» Estate Planning
Everyone needs an estate plan. Many people put estate planning far too low on their list of priorities, but no one can predict the future and if we leave unanswered questions about how to settle our affairs, life for those we love could be even more difficult. Estate planning is not only for older individuals nor is it only for those with a lot of money. Estate planning is about giving you and your family peace of mind by preparing for uncertain future events such as death, disability, and incapacity.
First, congratulations on taking the pivotal step of creating and executing estate planning documents. For most clients, signing their estate planning documents brings a sense of relief and satisfaction. Now you need to know what to do with them. Once your estate planning documents are signed, the originals should be kept in a safe place (such as a fire-resistant safe at your home). We also recommend that you show your executor the exact location of your original will during your lifetime. Your original will needs to be found in the event of your death. If the original will cannot be located, Pennsylvania law presumes that you revoked it. While there are ways for a lawyer to try to probate a photocopy of a will, doing so can be expensive with an uncertain outcome.
“In this world nothing can be said to be certain, except death and taxes,” Benjamin Franklin, 1789. The Pennsylvania Inheritance Tax is a tax imposed on the privilege of inheriting property when someone dies. The inheritance tax rate is based on the relationship between the decedent and the beneficiary. Unlike an estate tax, there is no threshold below which the tax is not imposed. By default, it is the beneficiaries, not the estate, that are ultimately liable for paying this tax; however, a will often provides that the estate should pick up this tab as well.
Every parent with young children should make estate planning a priority. Estate planning deals with much more than dispersing assets after someone dies. If you have minor children, there are several crucial estate planning options you should consider; for example, parents, with or without significant assets, should have an estate plan in place setting forth their wishes for their children, including nominating a guardian in the event both parents die while their children are still minors. Furthermore, for any property left to a minor, the will should include a testamentary trust that provides instructions for how the trust should be used (e.g., health, education, maintenance, and support) and should set forth the age at which the child can receive their inheritance outright. A proper estate plan can ensure your minor children are taken care of by ensuring that your children will be placed, if necessary, with a guardian you trust and that your estate is administered according to your wishes.

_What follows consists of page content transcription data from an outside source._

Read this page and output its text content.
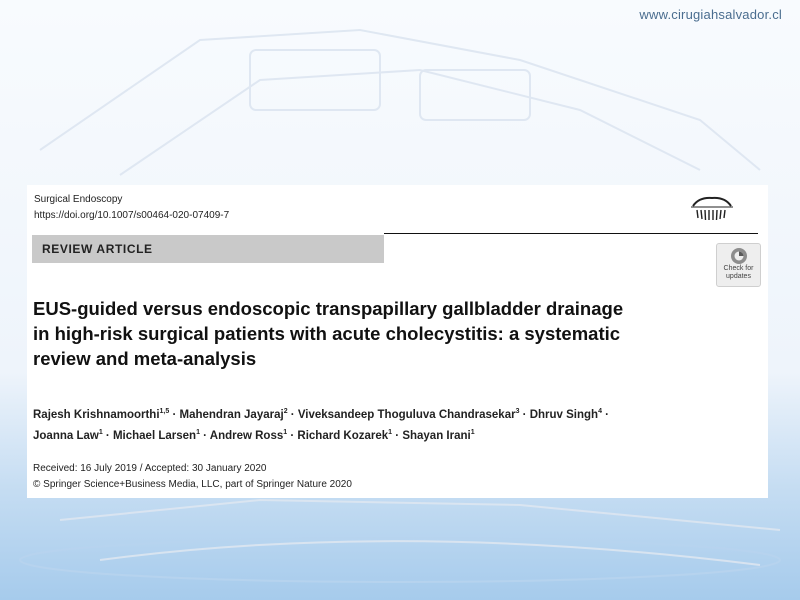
www.cirugiahsalvador.cl
Surgical Endoscopy
https://doi.org/10.1007/s00464-020-07409-7
REVIEW ARTICLE
Check for
updates
EUS-guided versus endoscopic transpapillary gallbladder drainage
in high-risk surgical patients with acute cholecystitis: a systematic
review and meta-analysis
Rajesh Krishnamoorthi$^{1,5}$ · Mahendran Jayaraj$^2$ · Viveksandeep Thoguluva Chandrasekar$^3$ · Dhruv Singh$^4$ ·
Joanna Law$^1$ · Michael Larsen$^1$ · Andrew Ross$^1$ · Richard Kozarek$^1$ · Shayan Irani$^1$
Received: 16 July 2019 / Accepted: 30 January 2020
© Springer Science+Business Media, LLC, part of Springer Nature 2020
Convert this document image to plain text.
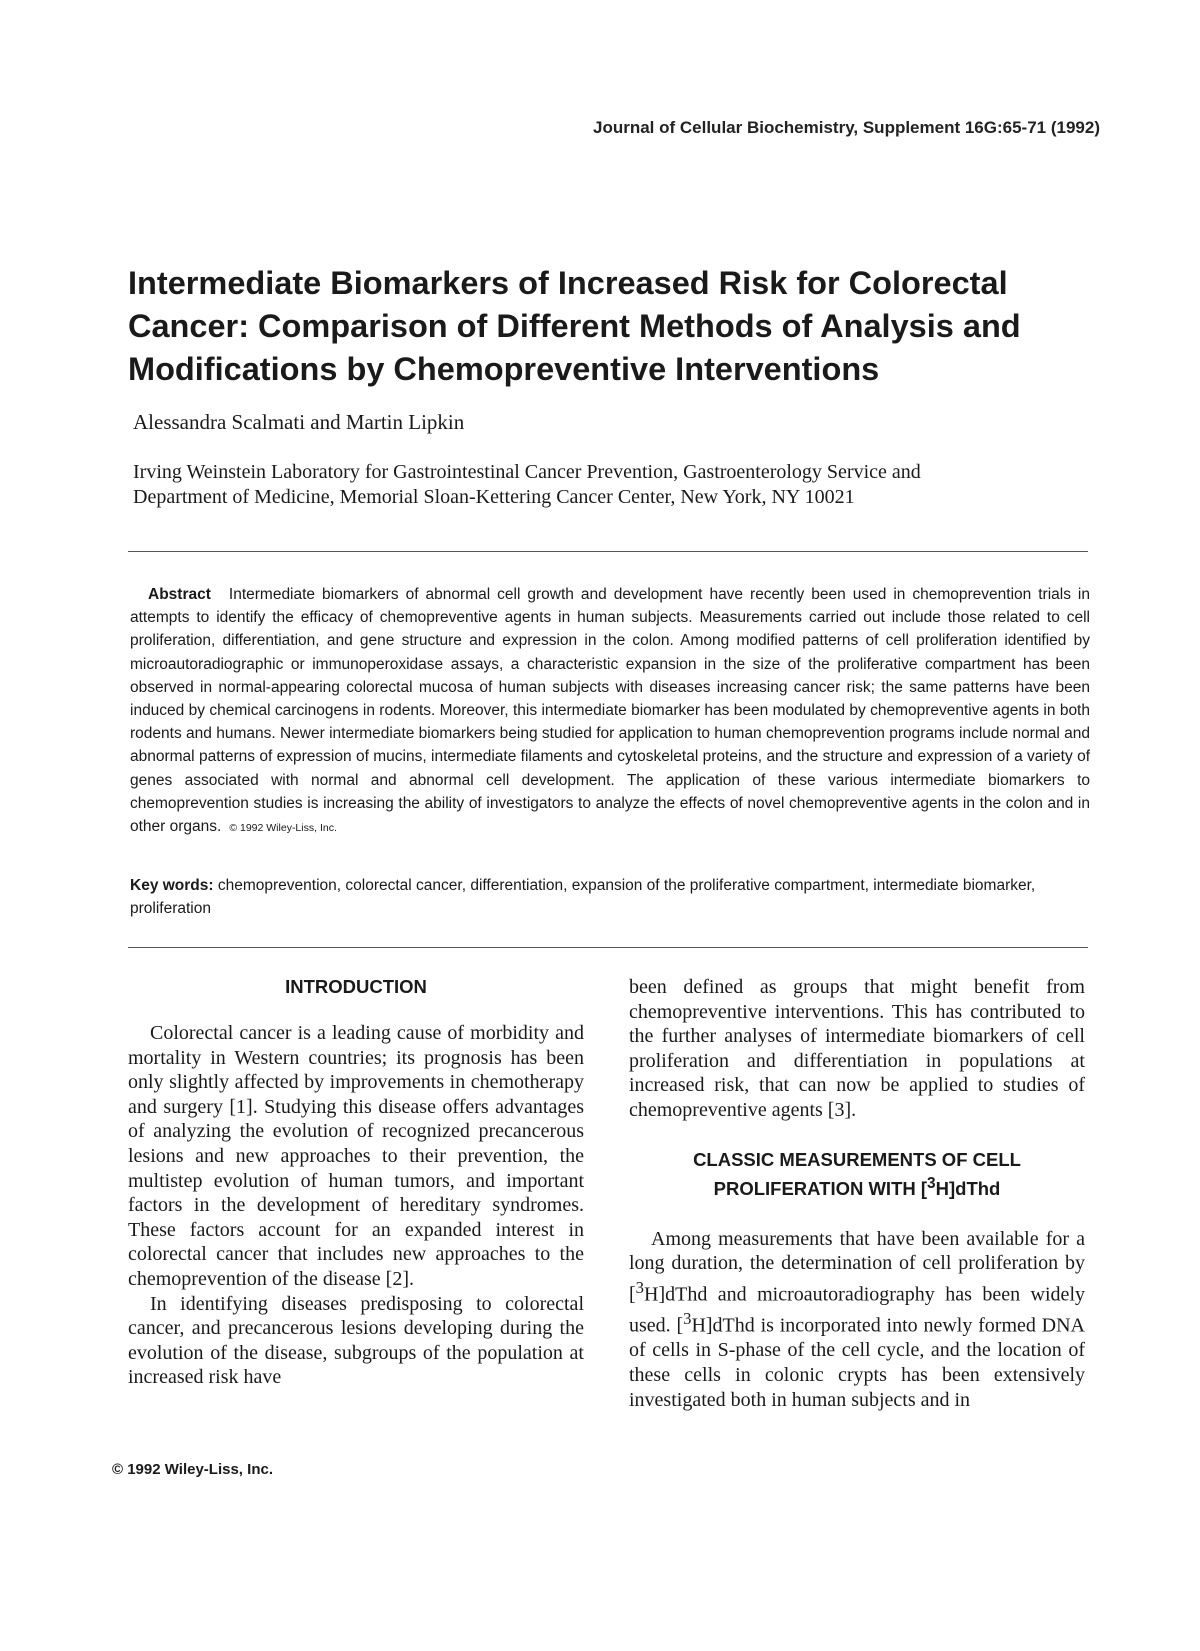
Journal of Cellular Biochemistry, Supplement 16G:65-71 (1992)
Intermediate Biomarkers of Increased Risk for Colorectal Cancer: Comparison of Different Methods of Analysis and Modifications by Chemopreventive Interventions

Alessandra Scalmati and Martin Lipkin

Irving Weinstein Laboratory for Gastrointestinal Cancer Prevention, Gastroenterology Service and Department of Medicine, Memorial Sloan-Kettering Cancer Center, New York, NY 10021

Abstract Intermediate biomarkers of abnormal cell growth and development have recently been used in chemoprevention trials in attempts to identify the efficacy of chemopreventive agents in human subjects. Measurements carried out include those related to cell proliferation, differentiation, and gene structure and expression in the colon. Among modified patterns of cell proliferation identified by microautoradiographic or immunoperoxidase assays, a characteristic expansion in the size of the proliferative compartment has been observed in normal-appearing colorectal mucosa of human subjects with diseases increasing cancer risk; the same patterns have been induced by chemical carcinogens in rodents. Moreover, this intermediate biomarker has been modulated by chemopreventive agents in both rodents and humans. Newer intermediate biomarkers being studied for application to human chemoprevention programs include normal and abnormal patterns of expression of mucins, intermediate filaments and cytoskeletal proteins, and the structure and expression of a variety of genes associated with normal and abnormal cell development. The application of these various intermediate biomarkers to chemoprevention studies is increasing the ability of investigators to analyze the effects of novel chemopreventive agents in the colon and in other organs. © 1992 Wiley-Liss, Inc.

Key words: chemoprevention, colorectal cancer, differentiation, expansion of the proliferative compartment, intermediate biomarker, proliferation

INTRODUCTION

Colorectal cancer is a leading cause of morbidity and mortality in Western countries; its prognosis has been only slightly affected by improvements in chemotherapy and surgery [1]. Studying this disease offers advantages of analyzing the evolution of recognized precancerous lesions and new approaches to their prevention, the multistep evolution of human tumors, and important factors in the development of hereditary syndromes. These factors account for an expanded interest in colorectal cancer that includes new approaches to the chemoprevention of the disease [2].

In identifying diseases predisposing to colorectal cancer, and precancerous lesions developing during the evolution of the disease, subgroups of the population at increased risk have

been defined as groups that might benefit from chemopreventive interventions. This has contributed to the further analyses of intermediate biomarkers of cell proliferation and differentiation in populations at increased risk, that can now be applied to studies of chemopreventive agents [3].

CLASSIC MEASUREMENTS OF CELL
PROLIFERATION WITH [$^3$H]dThd

Among measurements that have been available for a long duration, the determination of cell proliferation by [$^3$H]dThd and microautoradiography has been widely used. [$^3$H]dThd is incorporated into newly formed DNA of cells in S-phase of the cell cycle, and the location of these cells in colonic crypts has been extensively investigated both in human subjects and in

© 1992 Wiley-Liss, Inc.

If you have a retirement plan (e.g., IRA, 401(k), 403(b), etc.) or own a life insurance policy, you are probably familiar with the concept of a beneficiary designation. Assets that pass by beneficiary designations will pass directly to your named beneficiary, overriding any contrary provisions that may exist in your will. Failing to review beneficiary designations could wreck other parts of your overall estate plan because they typically override other estate planning documents such as a will. A complete estate plan includes making sure any accounts you have with a beneficiary designation(s) work effectively and efficiently to achieve your overall estate planning goals.
This is the point when things get a little technical and legalistic. Really, how often does someone use the terms “probate assets” or “non-probate assets?” When a person dies in Pennsylvania, all of their property is divided into two categories. Probate assets are those assets that the decedent owned in their name alone and in some circumstances jointly with someone else but without rights of survivorship (also known as Tenants in Common). Non-probate assets pass directly to another person by operation of law (e.g., jointly owned bank accounts, life insurance, IRAs, 401(k)s, real estate owned as joint tenants with rights of survivorship, and many more). When planning your estate, it is important to know and understand the difference between probate and non-probate assets. The distribution of non-probate assets is not controlled by your will or Pennsylvania’s intestacy laws.

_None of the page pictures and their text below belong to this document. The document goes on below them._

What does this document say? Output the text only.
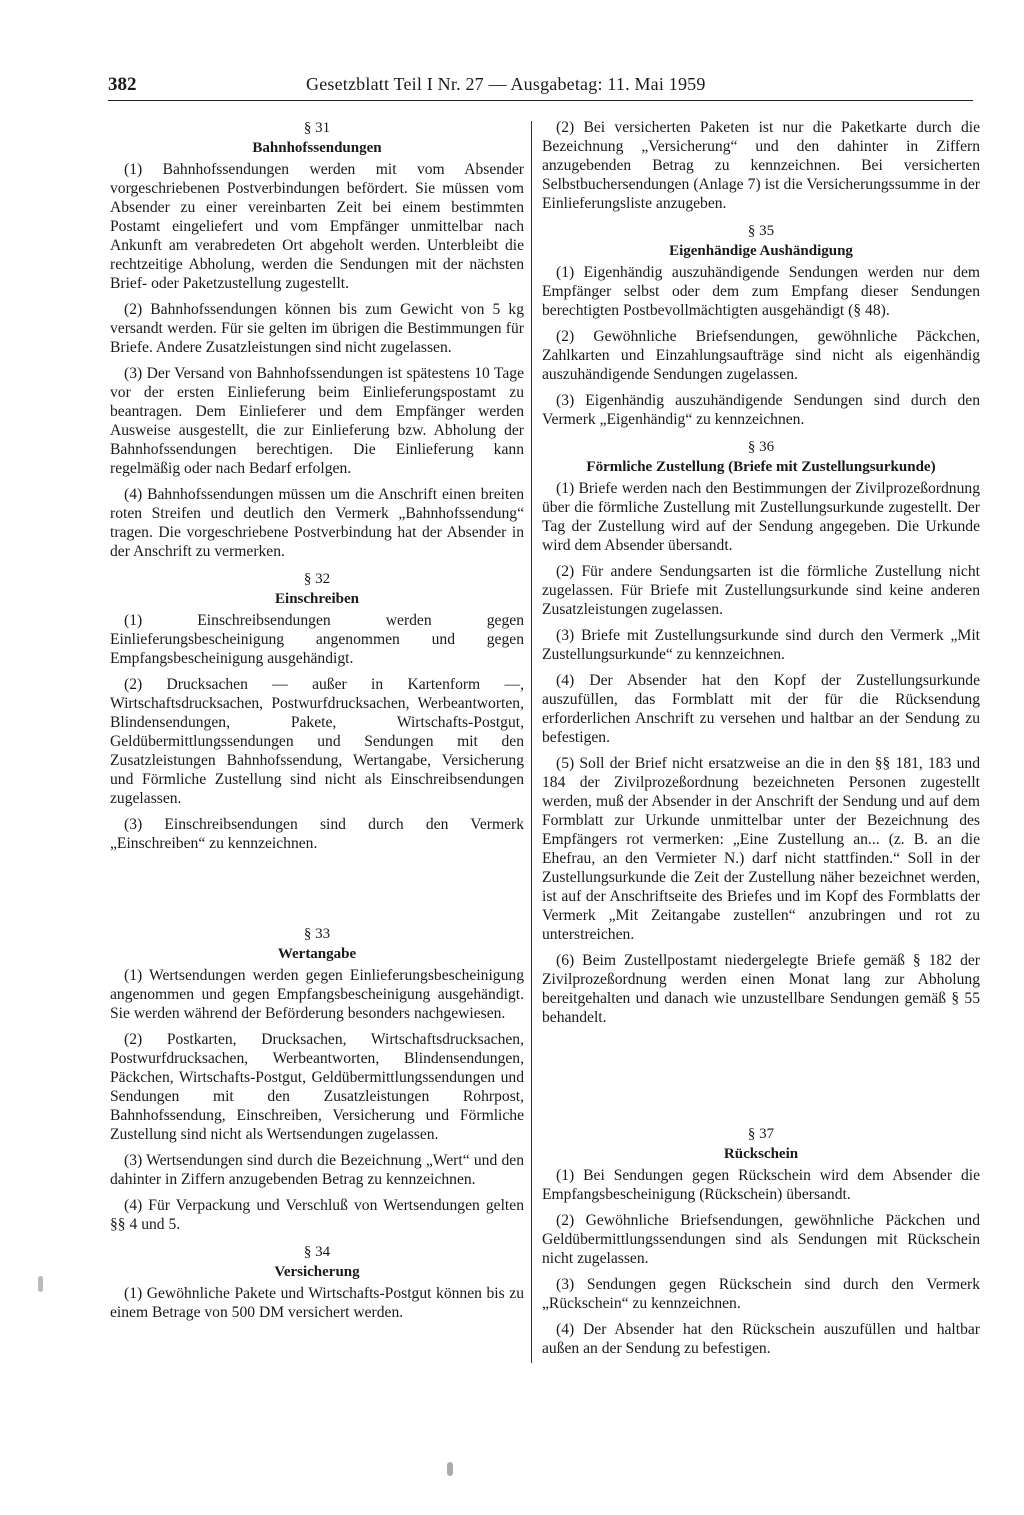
382	Gesetzblatt Teil I Nr. 27 — Ausgabetag: 11. Mai 1959

§ 31

Bahnhofssendungen

(1) Bahnhofssendungen werden mit vom Absender vorgeschriebenen Postverbindungen befördert. Sie müssen vom Absender zu einer vereinbarten Zeit bei einem bestimmten Postamt eingeliefert und vom Empfänger unmittelbar nach Ankunft am verabredeten Ort abgeholt werden. Unterbleibt die rechtzeitige Abholung, werden die Sendungen mit der nächsten Brief- oder Paketzustellung zugestellt.

(2) Bahnhofssendungen können bis zum Gewicht von 5 kg versandt werden. Für sie gelten im übrigen die Bestimmungen für Briefe. Andere Zusatzleistungen sind nicht zugelassen.

(3) Der Versand von Bahnhofssendungen ist spätestens 10 Tage vor der ersten Einlieferung beim Einlieferungspostamt zu beantragen. Dem Einlieferer und dem Empfänger werden Ausweise ausgestellt, die zur Einlieferung bzw. Abholung der Bahnhofssendungen berechtigen. Die Einlieferung kann regelmäßig oder nach Bedarf erfolgen.

(4) Bahnhofssendungen müssen um die Anschrift einen breiten roten Streifen und deutlich den Vermerk „Bahnhofssendung“ tragen. Die vorgeschriebene Postverbindung hat der Absender in der Anschrift zu vermerken.

§ 32

Einschreiben

(1) Einschreibsendungen werden gegen Einlieferungsbescheinigung angenommen und gegen Empfangsbescheinigung ausgehändigt.

(2) Drucksachen — außer in Kartenform —, Wirtschaftsdrucksachen, Postwurfdrucksachen, Werbeantworten, Blindensendungen, Pakete, Wirtschafts-Postgut, Geldübermittlungssendungen und Sendungen mit den Zusatzleistungen Bahnhofssendung, Wertangabe, Versicherung und Förmliche Zustellung sind nicht als Einschreibsendungen zugelassen.

(3) Einschreibsendungen sind durch den Vermerk „Einschreiben“ zu kennzeichnen.

§ 33

Wertangabe

(1) Wertsendungen werden gegen Einlieferungsbescheinigung angenommen und gegen Empfangsbescheinigung ausgehändigt. Sie werden während der Beförderung besonders nachgewiesen.

(2) Postkarten, Drucksachen, Wirtschaftsdrucksachen, Postwurfdrucksachen, Werbeantworten, Blindensendungen, Päckchen, Wirtschafts-Postgut, Geldübermittlungssendungen und Sendungen mit den Zusatzleistungen Rohrpost, Bahnhofssendung, Einschreiben, Versicherung und Förmliche Zustellung sind nicht als Wertsendungen zugelassen.

(3) Wertsendungen sind durch die Bezeichnung „Wert“ und den dahinter in Ziffern anzugebenden Betrag zu kennzeichnen.

(4) Für Verpackung und Verschluß von Wertsendungen gelten §§ 4 und 5.

§ 34

Versicherung

(1) Gewöhnliche Pakete und Wirtschafts-Postgut können bis zu einem Betrage von 500 DM versichert werden.

(2) Bei versicherten Paketen ist nur die Paketkarte durch die Bezeichnung „Versicherung“ und den dahinter in Ziffern anzugebenden Betrag zu kennzeichnen. Bei versicherten Selbstbuchersendungen (Anlage 7) ist die Versicherungssumme in der Einlieferungsliste anzugeben.

§ 35

Eigenhändige Aushändigung

(1) Eigenhändig auszuhändigende Sendungen werden nur dem Empfänger selbst oder dem zum Empfang dieser Sendungen berechtigten Postbevollmächtigten ausgehändigt (§ 48).

(2) Gewöhnliche Briefsendungen, gewöhnliche Päckchen, Zahlkarten und Einzahlungsaufträge sind nicht als eigenhändig auszuhändigende Sendungen zugelassen.

(3) Eigenhändig auszuhändigende Sendungen sind durch den Vermerk „Eigenhändig“ zu kennzeichnen.

§ 36

Förmliche Zustellung (Briefe mit Zustellungsurkunde)

(1) Briefe werden nach den Bestimmungen der Zivilprozeßordnung über die förmliche Zustellung mit Zustellungsurkunde zugestellt. Der Tag der Zustellung wird auf der Sendung angegeben. Die Urkunde wird dem Absender übersandt.

(2) Für andere Sendungsarten ist die förmliche Zustellung nicht zugelassen. Für Briefe mit Zustellungsurkunde sind keine anderen Zusatzleistungen zugelassen.

(3) Briefe mit Zustellungsurkunde sind durch den Vermerk „Mit Zustellungsurkunde“ zu kennzeichnen.

(4) Der Absender hat den Kopf der Zustellungsurkunde auszufüllen, das Formblatt mit der für die Rücksendung erforderlichen Anschrift zu versehen und haltbar an der Sendung zu befestigen.

(5) Soll der Brief nicht ersatzweise an die in den §§ 181, 183 und 184 der Zivilprozeßordnung bezeichneten Personen zugestellt werden, muß der Absender in der Anschrift der Sendung und auf dem Formblatt zur Urkunde unmittelbar unter der Bezeichnung des Empfängers rot vermerken: „Eine Zustellung an... (z. B. an die Ehefrau, an den Vermieter N.) darf nicht stattfinden.“ Soll in der Zustellungsurkunde die Zeit der Zustellung näher bezeichnet werden, ist auf der Anschriftseite des Briefes und im Kopf des Formblatts der Vermerk „Mit Zeitangabe zustellen“ anzubringen und rot zu unterstreichen.

(6) Beim Zustellpostamt niedergelegte Briefe gemäß § 182 der Zivilprozeßordnung werden einen Monat lang zur Abholung bereitgehalten und danach wie unzustellbare Sendungen gemäß § 55 behandelt.

§ 37

Rückschein

(1) Bei Sendungen gegen Rückschein wird dem Absender die Empfangsbescheinigung (Rückschein) übersandt.

(2) Gewöhnliche Briefsendungen, gewöhnliche Päckchen und Geldübermittlungssendungen sind als Sendungen mit Rückschein nicht zugelassen.

(3) Sendungen gegen Rückschein sind durch den Vermerk „Rückschein“ zu kennzeichnen.

(4) Der Absender hat den Rückschein auszufüllen und haltbar außen an der Sendung zu befestigen.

Everyone really should have these three fundamental estate planning documents: a Last Will and Testament, a Financial Power of Attorney, and Health Care Power of Attorney with an Advance Directive. Planning ahead will make sure that your wishes are followed after death, your family is spared unnecessary expense and delay, and someone you trust will be in charge if you ever become unable to manage your own affairs. Additional documents, such as trusts, could be necessary depending on your specific goals and family circumstances.
Nope. A revocable living trust will not reduce the Pennsylvania inheritance tax or federal estate tax, nor will it reduce your legal fees. The claim that living trusts reduce taxes is one of the most common myths out there. This is important; a living trust does nothing to protect your assets from taxes, creditors, or lawsuits.

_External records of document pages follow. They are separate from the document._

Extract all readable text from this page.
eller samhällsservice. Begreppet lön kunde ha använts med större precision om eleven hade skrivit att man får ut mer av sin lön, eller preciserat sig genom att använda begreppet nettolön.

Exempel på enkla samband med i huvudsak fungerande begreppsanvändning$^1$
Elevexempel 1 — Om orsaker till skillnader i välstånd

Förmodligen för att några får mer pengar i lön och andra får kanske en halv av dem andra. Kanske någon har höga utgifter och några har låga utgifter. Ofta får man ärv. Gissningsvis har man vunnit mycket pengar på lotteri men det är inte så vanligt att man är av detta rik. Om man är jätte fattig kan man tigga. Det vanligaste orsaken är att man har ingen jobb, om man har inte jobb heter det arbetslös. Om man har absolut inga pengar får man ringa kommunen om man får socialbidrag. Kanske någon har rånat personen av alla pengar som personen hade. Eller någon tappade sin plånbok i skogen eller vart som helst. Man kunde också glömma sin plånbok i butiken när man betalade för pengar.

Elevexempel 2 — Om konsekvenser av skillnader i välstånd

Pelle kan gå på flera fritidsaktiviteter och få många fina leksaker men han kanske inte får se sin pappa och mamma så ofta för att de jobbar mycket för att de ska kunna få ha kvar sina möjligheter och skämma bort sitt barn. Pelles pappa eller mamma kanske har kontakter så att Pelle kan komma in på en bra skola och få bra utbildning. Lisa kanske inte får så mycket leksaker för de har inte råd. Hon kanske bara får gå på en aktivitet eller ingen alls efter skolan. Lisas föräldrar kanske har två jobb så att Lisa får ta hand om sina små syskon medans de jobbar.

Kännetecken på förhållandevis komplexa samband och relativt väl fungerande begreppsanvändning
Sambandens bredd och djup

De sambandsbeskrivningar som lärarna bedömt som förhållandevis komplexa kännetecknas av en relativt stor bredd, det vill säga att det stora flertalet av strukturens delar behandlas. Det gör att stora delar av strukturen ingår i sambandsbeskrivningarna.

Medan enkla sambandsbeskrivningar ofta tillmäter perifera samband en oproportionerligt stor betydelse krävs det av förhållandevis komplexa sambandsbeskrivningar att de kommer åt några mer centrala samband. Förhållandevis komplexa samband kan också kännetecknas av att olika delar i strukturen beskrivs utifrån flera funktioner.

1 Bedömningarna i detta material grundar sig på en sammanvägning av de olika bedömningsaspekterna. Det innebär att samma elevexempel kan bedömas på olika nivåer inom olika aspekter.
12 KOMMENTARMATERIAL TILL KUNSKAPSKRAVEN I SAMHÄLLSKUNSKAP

A revocable living trust may be a good idea for some, but it is not for everyone and does not reduce the time and expense of estate administration in Pennsylvania. However, a revocable living trust can be a good option if you own out-of-state real estate, so you can avoid probate in multiple states, and because many other states have a more complicated probate process. Revocable living trusts can be useful in certain circumstances, but they are not for everyone.
A trust is a legal entity created when someone (the “Settlor”) enters into an agreement with another (the “Trustee”) to hold and manage title to property or assets on behalf of their beneficiaries. There are many different kinds of trust agreements (e.g., revocable trusts, irrevocable trusts, special needs trusts, etc.) and whether or not you need a trust as part of your estate plan depends on your unique background, financial position, and goals.